When Britain's biggest police corruption trial collapsed last month amid revelations that officers investigating their colleagues might have shredded evidence, the reverberations were shocking enough.

But this week's announcement that the "missing" four files of evidence whose absence brought down the case, had miraculously been found again in their original boxes and in the possession of South Wales police, takes the fiasco a stage further.

This had been a chance for the criminal justice system to prove it could investigate its own failings and make amends for the wrongful conviction of three men in 1990 for the murder of Lynette White.

The investigation and prosecution of eight police officers and two civilians for allegedly fitting up three innocent men, the Cardiff Three, had been carried out under the supervision of the Independent Police Complaints commission, by a dedicated team of police officers from the South Wales force and lawyers.

It was the biggest trial of serving and former police officers in Britain and possibly Europe and it was a chance to prove that police officers can investigate their own and for the IPCC to show it could robustly prosecute alleged police corruption.

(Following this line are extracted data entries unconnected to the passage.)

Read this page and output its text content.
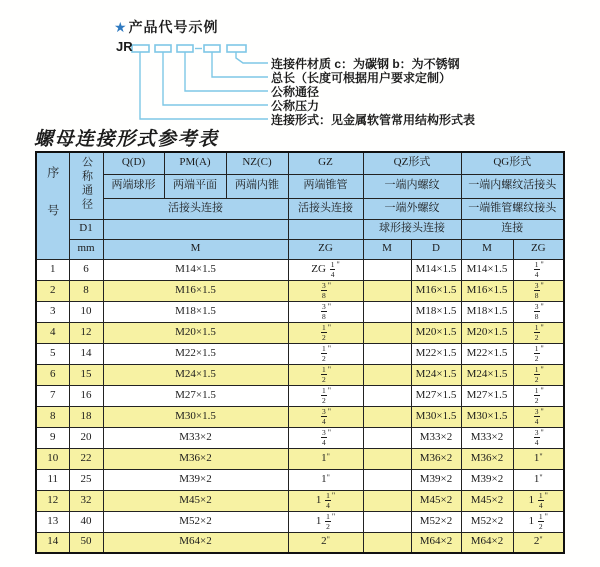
★产品代号示例
JR
连接件材质 c：为碳钢 b：为不锈钢
总长（长度可根据用户要求定制）
公称通径
公称压力
连接形式：见金属软管常用结构形式表
螺母连接形式参考表
序号	公称通径	Q(D)	PM(A)	NZ(C)	GZ	QZ形式		QG形式	
		两端球形	两端平面	两端内锥	两端锥管	一端内螺纹		一端内螺纹活接头	
		活接头连接			活接头连接	一端外螺纹		一端锥管螺纹接头	
	D1					球形接头连接		连接	
	mm	M			ZG	M	D	M	ZG
1	6	M14×1.5			ZG $\frac{1}{4} ^"$		M14×1.5	M14×1.5	$\frac{1}{4} ^"$
2	8	M16×1.5			$\frac{3}{8} ^"$		M16×1.5	M16×1.5	$\frac{3}{8} ^"$
3	10	M18×1.5			$\frac{3}{8} ^"$		M18×1.5	M18×1.5	$\frac{3}{8} ^"$
4	12	M20×1.5			$\frac{1}{2} ^"$		M20×1.5	M20×1.5	$\frac{1}{2} ^"$
5	14	M22×1.5			$\frac{1}{2} ^"$		M22×1.5	M22×1.5	$\frac{1}{2} ^"$
6	15	M24×1.5			$\frac{1}{2} ^"$		M24×1.5	M24×1.5	$\frac{1}{2} ^"$
7	16	M27×1.5			$\frac{1}{2} ^"$		M27×1.5	M27×1.5	$\frac{1}{2} ^"$
8	18	M30×1.5			$\frac{3}{4} ^"$		M30×1.5	M30×1.5	$\frac{3}{4} ^"$
9	20	M33×2			$\frac{3}{4} ^"$		M33×2	M33×2	$\frac{3}{4} ^"$
10	22	M36×2			1"		M36×2	M36×2	1"
11	25	M39×2			1"		M39×2	M39×2	1"
12	32	M45×2			$1 \frac{1}{4} ^"$		M45×2	M45×2	$1 \frac{1}{4} ^"$
13	40	M52×2			$1 \frac{1}{2} ^"$		M52×2	M52×2	$1 \frac{1}{2} ^"$
14	50	M64×2			2"		M64×2	M64×2	2"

Much hung on the trial running its course and a jury making its decision.

The most senior officer in the dock was a superintendent when he retired and two others were chief inspectors. They were all charged with conspiring to pervert the course of justice, in that they "moulded, manipulated, influenced and fabricated evidence" against White's boyfriend, Stephen Miller, and four other men ? Yusef Abdullahi, Tony Paris and cousins Ronnie and John Actie.
Miller, Abdullahi and Paris were found guilty in November 1990 of the killing while the Acties were acquitted. The three convicted men were freed on appeal in 1992 and in 2003, 15 years after the killing, another man - Jeffrey Gafoor - was jailed for White's murder.

But in December the case against the police officers, who had allegedly fitted up the Cardiff three, collapsed after the judge said it had become "irredeemably unfair", and ordered not guilty verdicts over concerns about disclosure of evidence. Central to the issue was the apparent shredding of four files of evidence.

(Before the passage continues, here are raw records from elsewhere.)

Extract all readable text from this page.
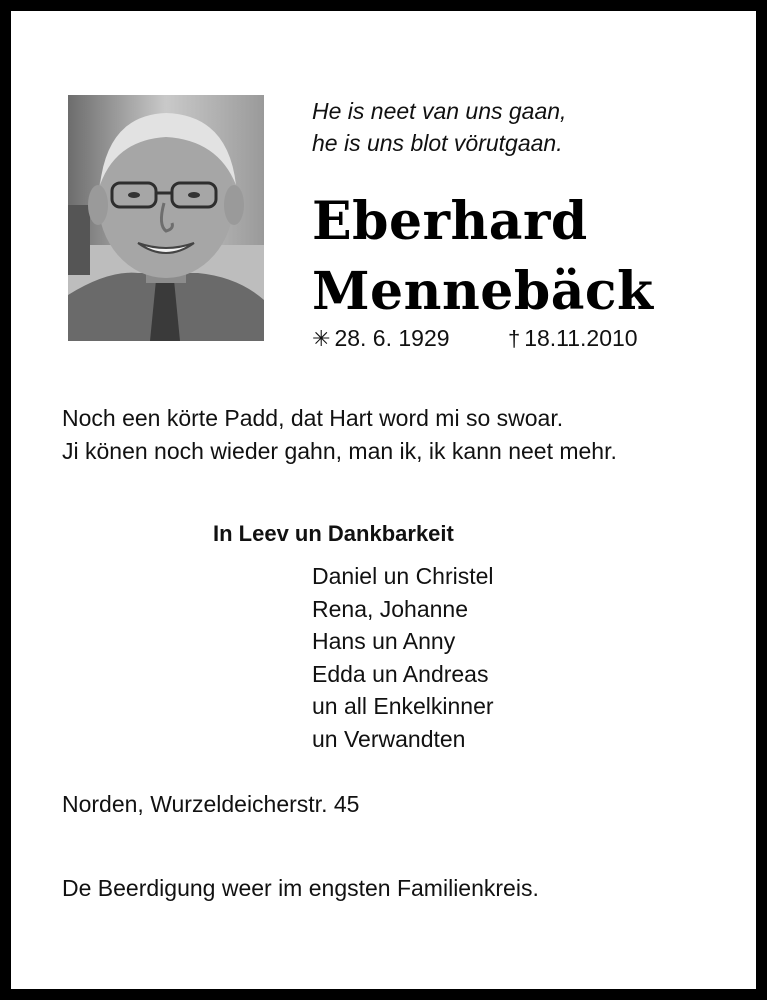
He is neet van uns gaan,
he is uns blot vörutgaan.
Eberhard
Mennebäck
✳ 28. 6. 1929	† 18.11.2010
Noch een körte Padd, dat Hart word mi so swoar.
Ji könen noch wieder gahn, man ik, ik kann neet mehr.
In Leev un Dankbarkeit
Daniel un Christel
Rena, Johanne
Hans un Anny
Edda un Andreas
un all Enkelkinner
un Verwandten
Norden, Wurzeldeicherstr. 45
De Beerdigung weer im engsten Familienkreis.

The court was told that the files may have been shredded on the orders of the senior investigating officer. He, apparently, was never asked about this.
Then on Thursday the IPCC revealed that during its inquiry into the disclosure issues - its investigators had found the "missing" files, in their original boxes within South Wales police.

The Director of Public prosecutions has now ordered an investigation by Her Majesty's Inspectorate of Constabulary into the way the case was handled by prosecutors. The IPCC inquiry into what went on, also continues. Although this in itself raises questions as the IPCC were supervising the investigation throughout.

It is not the first time a historic, complex and hugely important case involving alleged police corruption, has collapsed over disclosure issues. The murder trial of three men for the killing of the private detective Daniel Morgan collapsed on just such an issue.

Questions are now being raised about what led to this shambolic state of affairs in the Cardiff three corruption case. Was it cock up or conspiracy? Certainly the police who were tasked with investigating their own colleagues and former colleagues were under extreme pressure. One officer was attacked in a pub, another received death threats. The whole operation was run from an RAF building well away from the police headquarters.

There had been meticulous planning by the CPS, the IPCC and the police in preparation for the trial yet these documents went "missing", were assumed to have been shredded but were suddenly found - by which time it was too late - the case had collapsed and along with it any chance of the jury pronouncing its verdict.

The questions have been raised, and various agencies are seeking the answers. But whatever happens the chances of any police officers being taken back to the dock for a new corruption trial are virtually non existent.